[PATCH] Add a character size parameter to c_strlen/get_range_strlen

Mon Aug 20 23:23:00 GMT 2018

On 08/20/2018 04:17 PM, Jeff Law wrote:
> On 08/18/2018 11:38 AM, Martin Sebor wrote:
>> On 08/17/2018 09:32 PM, Jeff Law wrote:
>>> On 08/17/2018 02:17 PM, Martin Sebor wrote:
>>>> On 08/17/2018 12:44 PM, Bernd Edlinger wrote:
>>>>> On 08/17/18 20:23, Martin Sebor wrote:
>>>>>> On 08/17/2018 06:14 AM, Joseph Myers wrote:
>>>>>>> On Fri, 17 Aug 2018, Jeff Law wrote:
>>>>>>>
>>>>>>>> On 08/16/2018 05:01 PM, Joseph Myers wrote:
>>>>>>>>> On Thu, 16 Aug 2018, Jeff Law wrote:
>>>>>>>>>
>>>>>>>>>> restores previous behavior.  The sprintf bits want to count
>>>>>>>>>> element
>>>>>>>>>> sized chunks, which for wchars is 4 bytes (that count will then be
>>>>>>>>>
>>>>>>>>>>    /* Compute the range the argument's length can be in.  */
>>>>>>>>>> -  fmtresult slen = get_string_length (arg);
>>>>>>>>>> +  int count_by = dir.specifier == 'S' || dir.modifier ==
>>>>>>>>>> FMT_LEN_l ? 4 : 1;
>>>>>>>>>
>>>>>>>>> I don't see how a hardcoded 4 is correct here.  Surely you need to
>>>>>>>>> example
>>>>>>>>> wchar_type_node to determine its actual size for this target.

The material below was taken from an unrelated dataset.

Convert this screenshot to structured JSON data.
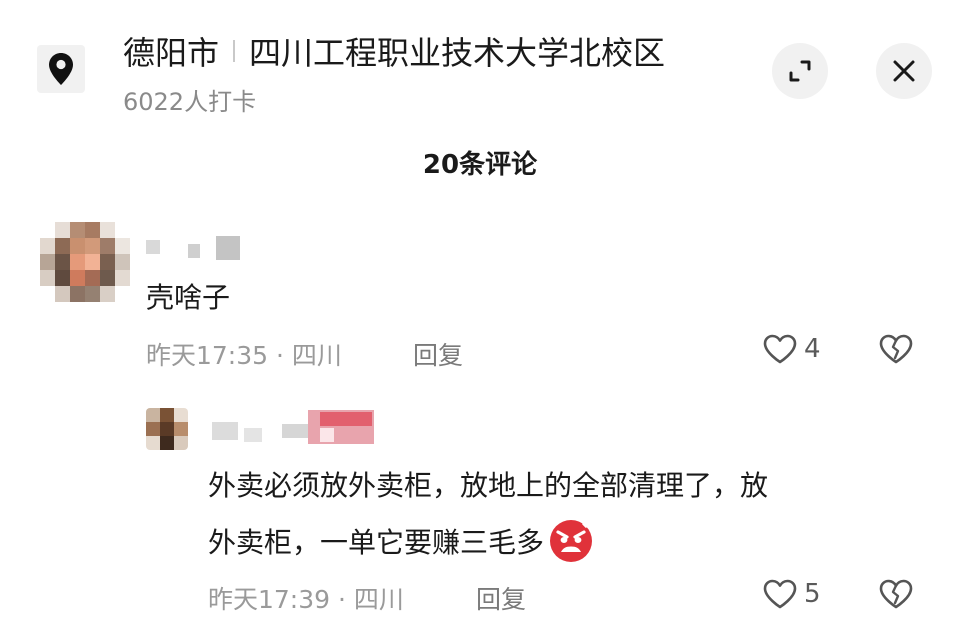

>>>>>>>> We did kick this around a little.  IIRC Martin didn't think that it
>>>>>>>> was
>>>>>>>> worth handling the 2 byte wchar case.
>>>>>>
>>>>>> Sorry, I think we may have miscommunicated -- I didn't think it
>>>>>> was useful to pass a size of the character type to the function.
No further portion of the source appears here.